Con questo sistema cambieranno mondo economico e sistemi politici, i contatori saranno senza fili, costituiranno una rete intelligente o Smart Grid e dovrebbero comunicare tra loro; nei momenti di maggiore consumo, per mantenere stabile la rete e prevenire i blackout, si spegnerebbero; sarà un risparmio energetico accompagnato da disagio per le famiglie e le imprese. L’Italia ha già una rete di Smart Grid elettriche e il sistema si sta estendendo ad altri paesi, l’Europa punta anche all’interconnessione delle reti elettriche, in mode da creare una rete elettrica globale come internet.

Per alcuni sapienti, grazie alle altre fonti energetiche, oltre i combustibili fossili, non esiste un problema di scorte energetiche nel mondo, ma solo di distribuzione energetica; teoricamente, con il nuovo sistema dovrebbe ribassare il costo dell’energia, ma è difficile che lor signori facciano dei regali al popolo. I costi di produzione industriale saranno espressi in kilowattori, le reti intelligenti dovrebbero divenire fattori chiave per l’economia, favorendo gli scambi, e si dovrebbero avere minori emissioni di carbonio.

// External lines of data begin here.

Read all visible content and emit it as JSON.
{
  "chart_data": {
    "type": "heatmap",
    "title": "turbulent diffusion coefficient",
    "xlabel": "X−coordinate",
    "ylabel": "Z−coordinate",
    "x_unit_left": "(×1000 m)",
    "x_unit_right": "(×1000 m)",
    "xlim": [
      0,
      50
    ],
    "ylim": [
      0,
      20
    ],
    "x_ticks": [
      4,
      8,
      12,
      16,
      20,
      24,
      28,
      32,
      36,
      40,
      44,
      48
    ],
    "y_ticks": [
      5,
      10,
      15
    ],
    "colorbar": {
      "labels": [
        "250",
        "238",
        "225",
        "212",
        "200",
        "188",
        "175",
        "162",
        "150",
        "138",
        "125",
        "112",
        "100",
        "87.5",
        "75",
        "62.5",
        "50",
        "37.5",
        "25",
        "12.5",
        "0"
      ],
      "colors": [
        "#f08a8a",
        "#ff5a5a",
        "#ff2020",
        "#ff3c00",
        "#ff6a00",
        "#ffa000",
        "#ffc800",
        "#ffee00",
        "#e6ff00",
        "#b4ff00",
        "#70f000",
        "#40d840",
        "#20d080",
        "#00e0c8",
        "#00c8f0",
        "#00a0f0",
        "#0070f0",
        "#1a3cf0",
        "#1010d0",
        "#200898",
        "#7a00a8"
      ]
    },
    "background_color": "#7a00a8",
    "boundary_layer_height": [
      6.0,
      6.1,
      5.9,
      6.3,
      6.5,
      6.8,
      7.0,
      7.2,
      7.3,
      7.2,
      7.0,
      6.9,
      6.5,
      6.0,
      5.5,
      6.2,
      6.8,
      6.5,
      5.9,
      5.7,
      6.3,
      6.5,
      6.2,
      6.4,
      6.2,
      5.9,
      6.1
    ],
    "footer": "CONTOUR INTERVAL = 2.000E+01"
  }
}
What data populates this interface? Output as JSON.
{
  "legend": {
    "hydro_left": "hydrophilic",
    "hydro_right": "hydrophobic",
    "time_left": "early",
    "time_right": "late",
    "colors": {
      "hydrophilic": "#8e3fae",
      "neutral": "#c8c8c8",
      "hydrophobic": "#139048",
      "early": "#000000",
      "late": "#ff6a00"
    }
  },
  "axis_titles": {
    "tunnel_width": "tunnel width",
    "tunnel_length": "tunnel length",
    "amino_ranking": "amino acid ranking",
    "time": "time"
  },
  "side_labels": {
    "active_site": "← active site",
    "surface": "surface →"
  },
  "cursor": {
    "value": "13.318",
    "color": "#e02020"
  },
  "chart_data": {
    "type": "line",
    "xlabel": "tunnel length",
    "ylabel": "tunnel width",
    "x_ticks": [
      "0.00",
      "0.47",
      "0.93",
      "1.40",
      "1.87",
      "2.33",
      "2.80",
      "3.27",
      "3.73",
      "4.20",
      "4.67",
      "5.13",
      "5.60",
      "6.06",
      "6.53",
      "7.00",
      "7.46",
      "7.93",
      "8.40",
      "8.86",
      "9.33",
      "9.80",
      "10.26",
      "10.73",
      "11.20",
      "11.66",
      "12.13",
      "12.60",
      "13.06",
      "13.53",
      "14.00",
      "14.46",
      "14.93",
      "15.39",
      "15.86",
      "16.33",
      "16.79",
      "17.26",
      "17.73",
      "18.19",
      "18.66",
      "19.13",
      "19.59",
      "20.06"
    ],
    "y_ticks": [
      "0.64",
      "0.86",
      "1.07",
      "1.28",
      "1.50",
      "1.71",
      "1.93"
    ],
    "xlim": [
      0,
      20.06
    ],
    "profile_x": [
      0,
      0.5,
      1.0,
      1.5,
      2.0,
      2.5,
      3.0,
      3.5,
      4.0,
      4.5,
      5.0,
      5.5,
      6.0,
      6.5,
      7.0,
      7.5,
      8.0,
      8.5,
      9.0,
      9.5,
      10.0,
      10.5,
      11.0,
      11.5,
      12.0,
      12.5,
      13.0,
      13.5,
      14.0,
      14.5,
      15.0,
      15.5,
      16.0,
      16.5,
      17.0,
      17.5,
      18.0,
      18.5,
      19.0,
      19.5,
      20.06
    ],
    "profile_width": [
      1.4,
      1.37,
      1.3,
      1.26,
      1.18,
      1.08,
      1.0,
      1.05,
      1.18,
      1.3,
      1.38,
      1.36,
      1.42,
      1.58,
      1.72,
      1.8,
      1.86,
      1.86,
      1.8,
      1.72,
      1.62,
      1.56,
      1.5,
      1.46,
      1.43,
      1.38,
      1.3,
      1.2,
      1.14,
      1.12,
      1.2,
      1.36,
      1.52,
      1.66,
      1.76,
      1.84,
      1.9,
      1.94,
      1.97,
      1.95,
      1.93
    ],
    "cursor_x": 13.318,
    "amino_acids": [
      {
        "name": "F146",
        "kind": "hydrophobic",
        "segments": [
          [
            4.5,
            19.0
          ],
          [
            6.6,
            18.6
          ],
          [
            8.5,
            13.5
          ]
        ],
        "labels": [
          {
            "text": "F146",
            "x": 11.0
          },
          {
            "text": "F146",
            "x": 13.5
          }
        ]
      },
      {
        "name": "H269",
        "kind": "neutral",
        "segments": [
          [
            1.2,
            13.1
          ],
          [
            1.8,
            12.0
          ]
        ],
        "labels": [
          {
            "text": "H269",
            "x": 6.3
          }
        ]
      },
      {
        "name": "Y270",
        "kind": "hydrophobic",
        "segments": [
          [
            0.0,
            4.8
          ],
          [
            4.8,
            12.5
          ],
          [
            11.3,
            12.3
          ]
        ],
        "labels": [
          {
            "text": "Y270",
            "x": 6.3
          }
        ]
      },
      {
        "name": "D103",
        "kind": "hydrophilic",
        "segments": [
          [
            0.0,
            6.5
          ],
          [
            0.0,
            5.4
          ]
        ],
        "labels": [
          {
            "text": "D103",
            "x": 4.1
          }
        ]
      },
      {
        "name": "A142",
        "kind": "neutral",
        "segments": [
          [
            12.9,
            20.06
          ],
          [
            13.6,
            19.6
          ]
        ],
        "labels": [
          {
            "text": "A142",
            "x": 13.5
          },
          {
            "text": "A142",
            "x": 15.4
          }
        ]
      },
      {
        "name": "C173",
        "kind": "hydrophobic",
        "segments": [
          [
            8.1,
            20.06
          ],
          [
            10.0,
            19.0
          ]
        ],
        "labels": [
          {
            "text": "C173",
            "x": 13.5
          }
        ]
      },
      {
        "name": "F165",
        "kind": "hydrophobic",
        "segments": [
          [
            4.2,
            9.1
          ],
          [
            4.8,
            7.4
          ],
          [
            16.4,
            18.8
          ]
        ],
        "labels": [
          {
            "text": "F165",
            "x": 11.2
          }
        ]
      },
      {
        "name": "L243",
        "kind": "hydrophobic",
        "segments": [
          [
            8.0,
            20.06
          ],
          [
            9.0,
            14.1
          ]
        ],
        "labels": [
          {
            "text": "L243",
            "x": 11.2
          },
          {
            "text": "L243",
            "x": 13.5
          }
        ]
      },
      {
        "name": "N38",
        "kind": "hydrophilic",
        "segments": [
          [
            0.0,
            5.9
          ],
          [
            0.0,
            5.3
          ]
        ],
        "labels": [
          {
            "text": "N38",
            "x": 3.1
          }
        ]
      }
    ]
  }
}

La rete energetica globale o Smart Grid dovrebbe sostituire il sistema economico basato sui prezzi con uno basato sull’energia e sul kilowattore; il movimento dei tecnocrati che sostiene la riforma è collegato con l’agenda 21 dell’ONU (1992), nata in una conferenza per lo sviluppo sostenibile, la conservazione delle risorse e la tutela dell’ambiente (Rivista Nexus – Edizione Italiana n.94).